When JB designed the 1911 the original spring weights were for a 14lb recoil, and a 23lb mainspring, when the ammo was changed from 200gr to 230gr then the recoil spring was changed to 16lb.One of my Colt 1911's had a similar issue and I installed a new Wolff recoil spring that was 1 lb. heavier if I recall correctly.
I think it slowed the slide down just enough to allow it to feed more reliably, but that's just a guess on my part.
I really like Wolff recoils spring packs, as they allow you to swap up or down, depending on the type of ammo you're shooting.
Increasing the weight of the recoil spring has little to do with a failure to feed, in fact, in many cases it makes the situation worse by increasing the slide velocity in the forward travel,, the slide speed can overpower the ability of the magazine to get the incoming round up into proper position.

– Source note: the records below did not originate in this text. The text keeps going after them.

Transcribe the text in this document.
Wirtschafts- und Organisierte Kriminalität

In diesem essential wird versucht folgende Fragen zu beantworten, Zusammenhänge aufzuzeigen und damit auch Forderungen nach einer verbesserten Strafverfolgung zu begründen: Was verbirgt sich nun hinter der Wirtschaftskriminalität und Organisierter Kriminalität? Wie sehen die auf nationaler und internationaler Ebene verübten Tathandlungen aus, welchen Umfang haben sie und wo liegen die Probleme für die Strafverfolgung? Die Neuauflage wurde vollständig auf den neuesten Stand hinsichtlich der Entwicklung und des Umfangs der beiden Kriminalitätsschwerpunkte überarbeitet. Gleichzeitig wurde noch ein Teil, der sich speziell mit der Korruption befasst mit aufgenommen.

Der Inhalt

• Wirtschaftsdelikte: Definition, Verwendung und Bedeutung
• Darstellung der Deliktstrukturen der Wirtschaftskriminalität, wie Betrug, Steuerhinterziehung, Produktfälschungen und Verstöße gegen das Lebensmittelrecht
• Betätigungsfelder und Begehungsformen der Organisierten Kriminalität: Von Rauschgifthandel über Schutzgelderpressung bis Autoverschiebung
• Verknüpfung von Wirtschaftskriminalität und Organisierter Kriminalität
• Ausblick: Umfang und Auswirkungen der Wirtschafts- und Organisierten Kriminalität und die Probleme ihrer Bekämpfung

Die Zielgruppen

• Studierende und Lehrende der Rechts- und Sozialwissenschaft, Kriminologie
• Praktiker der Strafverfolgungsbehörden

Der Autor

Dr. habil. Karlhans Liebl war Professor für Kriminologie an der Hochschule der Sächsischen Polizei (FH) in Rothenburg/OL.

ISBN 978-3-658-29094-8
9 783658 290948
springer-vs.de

The main resistance to the slide opening is the mainspring, a heavy recoil spring helps a small amount, but the mainspring does most of the work.
The key to reliable feeding regarding spring weights is to have enough "dwell time" when the slide is in the rearward position.
Of course this assumes that the feed ramp and barrel mouth are smooth and properly orientated with each other.
If the gun won't run with a 16lb recoil and a 23lb main, then their are other issues that need to be addressed.